Created 02-08-2017 12:56 PM
Indeed, the cloudera-monitor.properties includes the configuration. Hadn't considered it before you brought that up, but since the agent pulls from that file for its configuration, after you have started Hue, you can edit that file and set the "http_host" to what you want. A restart of the Cloudera Manager agent on the Hue host would pick up your changes when it initializes the monitor.
Setting http_host will not impact this issue as Cloudera Manager sets its own host to use for Hue monitoring.
I've opened a Jira internally here with the CM team to assess how to fix this long-term.
For now, we need to make sure the "allowed_hosts" workaround is working or, if you are OK with disabling the Bind Hue Server to Wildcard Address setting so that Hue listens on a specifc hostname, then we can just go with that as another workaround.
I consistently have good luck with the allowed_hosts=* fixing this and have also adopted the following to retain some security:
[desktop]
allowed_hosts=.cloudera.com,0.0.0.0,192.168.114.79
The above allows access from any host in the "cloudera.com" domain who is connecting to either 0.0.0.0 or 192.168.114.79
Alternatively, you could do the following:
(1)
Start Hue (observe the bad health)
(2)
cd to the following directory:
/var/run/cloudera-scm-agent/process/`ls -lrt /var/run/cloudera-scm-agent/process/ | awk '{print $9}' |grep HUE_SERVER| tail -1`
(3)
Edit cloudera-monitor.properties
change "http_host" value to the value returned by "hostname -f"
Save
(4)
Restar the agent on that host with:
service cloudera-scm-agent restart
This kind of thing won't last long, though, since the cloudera-monitor.properties will be recreated when you restart Hue again. Probaby not the best solution in that case.
Ben
Created 02-08-2017 01:00 PM
CLARIFICATION:
When I said:
"Setting http_host will not impact this issue as Cloudera Manager sets its own host to use for Hue monitoring."

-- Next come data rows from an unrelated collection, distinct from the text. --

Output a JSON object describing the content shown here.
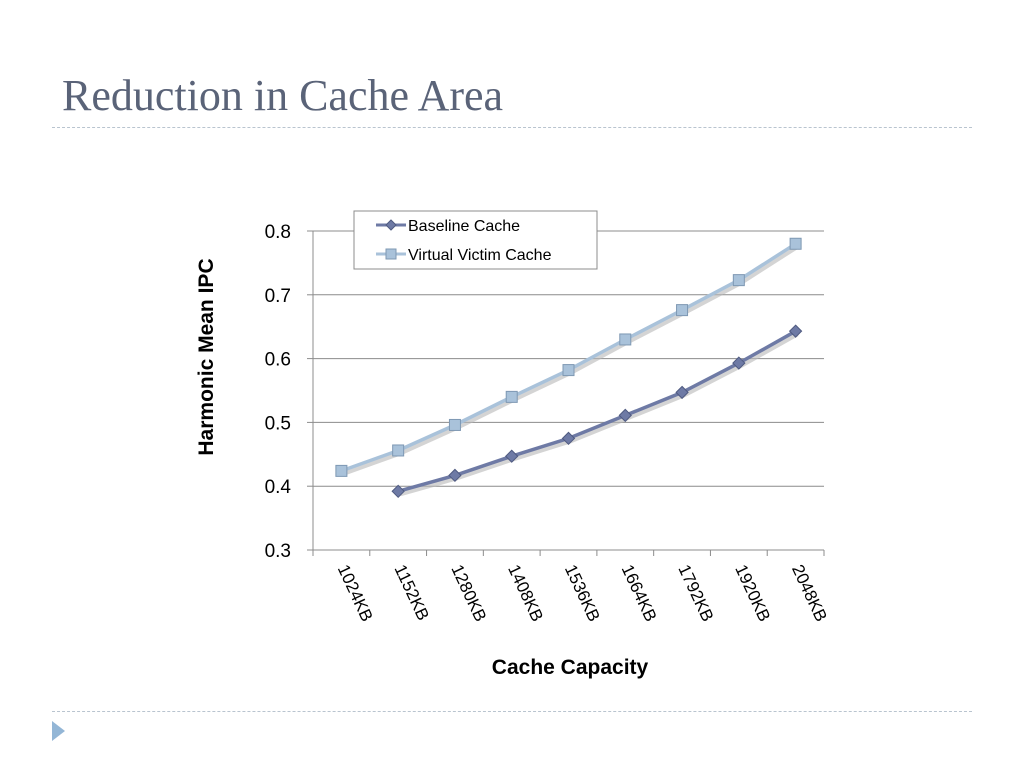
{
  "slide": {
    "title": "Reduction in Cache Area",
    "nav_icon": "triangle-right-icon"
  },
  "chart_data": {
    "type": "line",
    "categories": [
      "1024KB",
      "1152KB",
      "1280KB",
      "1408KB",
      "1536KB",
      "1664KB",
      "1792KB",
      "1920KB",
      "2048KB"
    ],
    "series": [
      {
        "name": "Baseline Cache",
        "color": "#6e7aa5",
        "marker": "diamond",
        "values": [
          null,
          0.392,
          0.417,
          0.447,
          0.475,
          0.511,
          0.547,
          0.593,
          0.643
        ]
      },
      {
        "name": "Virtual Victim Cache",
        "color": "#a9c2da",
        "marker": "square",
        "values": [
          0.424,
          0.456,
          0.496,
          0.54,
          0.582,
          0.63,
          0.676,
          0.723,
          0.78
        ]
      }
    ],
    "xlabel": "Cache Capacity",
    "ylabel": "Harmonic Mean IPC",
    "ylim": [
      0.3,
      0.8
    ],
    "yticks": [
      "0.3",
      "0.4",
      "0.5",
      "0.6",
      "0.7",
      "0.8"
    ],
    "grid": true,
    "legend_position": "top-left"
  }
}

That was a bit out of context.
I meant that if you set "http_host" in the Hue config [desktop] section, it will not impact the "http_host" chosen by Cloudera Manager if Bind Hue Server to Wildcard Address is enabled in the Hue configuration.
-Ben
Created 02-09-2017 10:06 AM
OK. So this is where I am at.
I must keep the Bind Hue Server to Wildcard Address setting checked, because our Hue server is multi-homed; users accesses Hue from our "public" network, while the CM agent checks Hue on the "private" network.
Even with "allowed_hosts=*" in the [desktop] section of the Hue Service Advanced Configuration Snippet (Safety Valve) for hue_safety_valve.ini, I still observe the issue that the CM agent is not able to communicate with the role's web server. (I don't know why I still observe the issue, yet you do not).

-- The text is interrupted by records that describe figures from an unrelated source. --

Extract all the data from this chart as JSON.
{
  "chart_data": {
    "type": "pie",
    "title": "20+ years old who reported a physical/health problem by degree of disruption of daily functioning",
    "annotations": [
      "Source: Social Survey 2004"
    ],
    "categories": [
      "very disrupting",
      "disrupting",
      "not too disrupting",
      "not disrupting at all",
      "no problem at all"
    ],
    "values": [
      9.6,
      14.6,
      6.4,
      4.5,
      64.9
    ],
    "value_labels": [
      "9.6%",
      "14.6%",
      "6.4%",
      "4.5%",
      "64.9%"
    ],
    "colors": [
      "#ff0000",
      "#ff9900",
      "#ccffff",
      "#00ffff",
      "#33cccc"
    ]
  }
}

Following the "Alternative" steps in your previous post, I 1) start Hue (observe the bad health), 2) cd to the active Hue server directory under /var/run/cloudera-scm-agent/..., 3) edit the cloudera-monitor.properties, replacing the value for http_host (0.0.0.0) with the actual hostname (bsl-ib-c4.uncc.edu), and 4) restart cloudera-scm-agent. The makes issue goes away, well, until the files get rewritten.

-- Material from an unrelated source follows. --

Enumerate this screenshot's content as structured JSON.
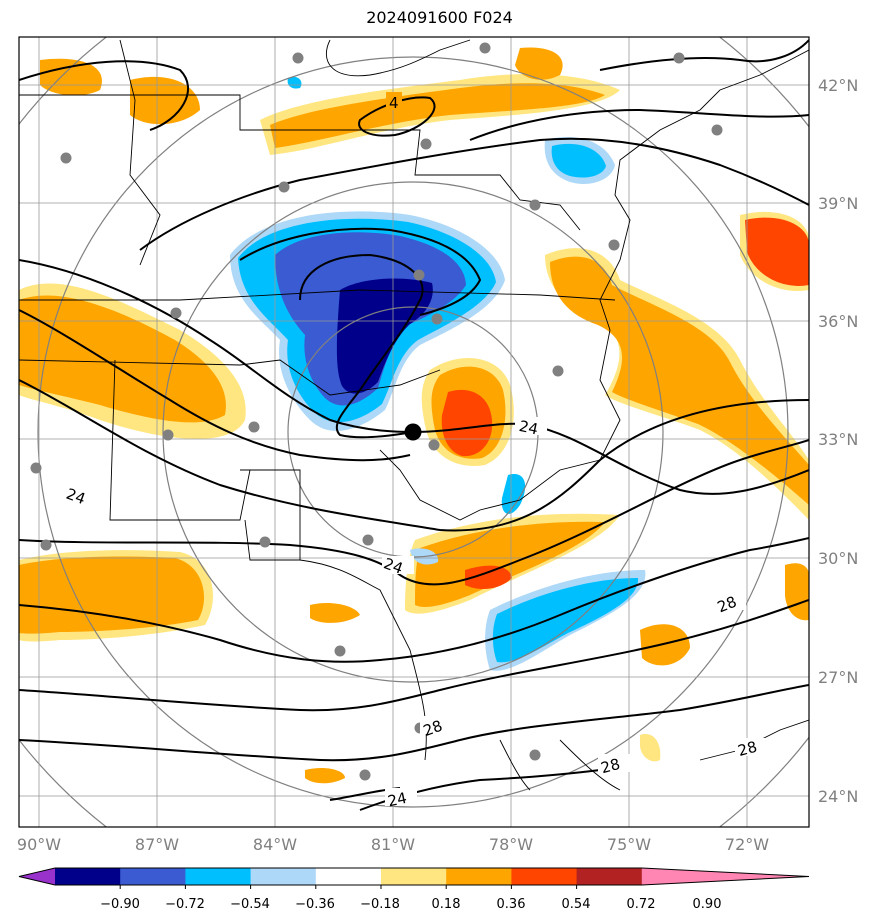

The only other way I have been able to make the issue go away is to uncheck the Bind Hue Server to Wildcard Address setting, but that is not an option in our current configuration.
Thank you for all of your help on this matter, @bgooley and @mbigelow.
Created 11-02-2017 10:40 PM
I have the same issue. Is there any solution/workaround to this?
Created 12-12-2017 06:43 AM
You can follow the solution in previous page, it works!
By the way, I have just upgraded to CM and CDH 5.13.1 and this issue is still present. Will it be fixed?